If you need a more complicated logic, such as applying different functions to different fields, you will need to extend `Dictwise` class.

All we have to do now is to assemble it to the pipeline. Since in our use cases we have used this pipeline several times, it's standardized in the following class:

In [24]:
from tg.common.datasets.selectors import ListFeaturizer

selector = ListFeaturizer(cabin_features_selector, np.mean)
selector(cabin_obj)

{'Age': 13.833333333333334, 'fare': 26.0}

### Quick dataset creations

The combination of `DataSource` and `Featurizer` allows you to quickly build the tidy dataset:

In [25]:
cacheable_source.safe_cache('default').get_data().take(10).select(titanic_selector).to_dataframe()

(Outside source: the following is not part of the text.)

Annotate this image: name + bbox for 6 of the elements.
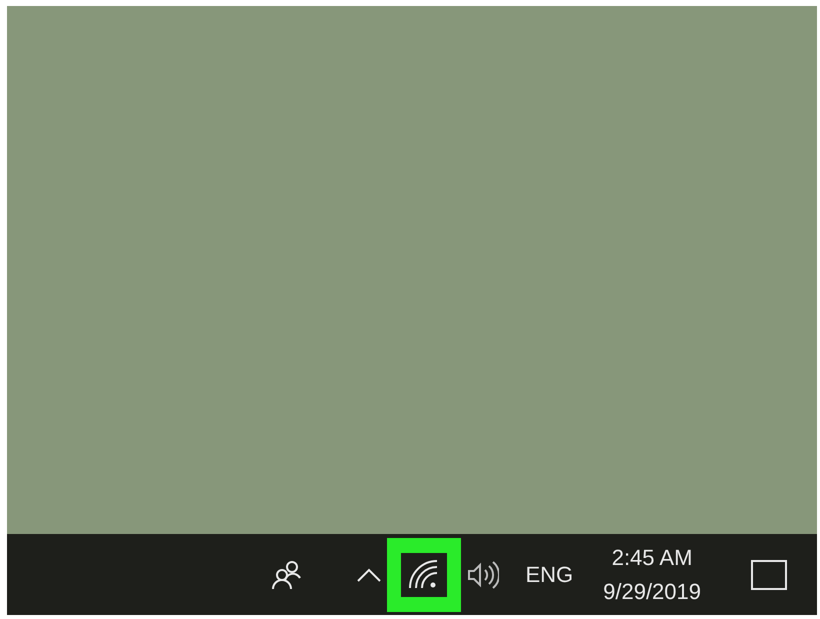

Unnamed: 0,passenger_name_length,passenger_name_title,passenger_Sex,passenger_Age,ticket_id,ticket_fare,ticket_PClass,trip_id,trip_Survived,trip_Cabin,trip_Embarked,trip_SibSp,trip_Patch,trip_Relatives,processed
0,23,Mr,male,22.0,A/5 21171,7.25,,1,0,,S,1,0,1,2021-04-08 14:03:34.427351
1,51,Mrs,female,38.0,PC 17599,71.2833,,2,1,C85,C,1,0,1,2021-04-08 14:03:34.427597
2,22,Miss,female,26.0,STON/O2. 3101282,7.925,,3,1,,S,0,0,0,2021-04-08 14:03:34.427831
3,44,Mrs,female,35.0,113803,53.1,,4,1,C123,S,1,0,1,2021-04-08 14:03:34.428067
4,24,Mr,male,35.0,373450,8.05,,5,0,,S,0,0,0,2021-04-08 14:03:34.428298
5,16,Mr,male,,330877,8.4583,,6,0,,Q,0,0,0,2021-04-08 14:03:34.428528
6,23,Mr,male,54.0,17463,51.8625,,7,0,E46,S,0,0,0,2021-04-08 14:03:34.428757
7,30,Master,male,2.0,349909,21.075,,8,0,,S,3,1,4,2021-04-08 14:03:34.428986
8,49,Mrs,female,27.0,347742,11.1333,,9,1,,S,0,2,2,2021-04-08 14:03:34.429218
9,35,Mrs,female,14.0,237736,30.0708,,10,1,,C,1,0,1,2021-04-08 14:03:34.429464


Featurizing of bigger datasets, however, adds some complications (memory control and storing the output), and will be covered in the next Demo.

## Summary

In this demo, we have covered two topics:
* How to access the storage and retrieve the data elements one by one
* How to process each of them to transform into a row of the tidy dataset.

By simply combining these steps, we can already featurize the Titanic dataset and build a `Dataframe`.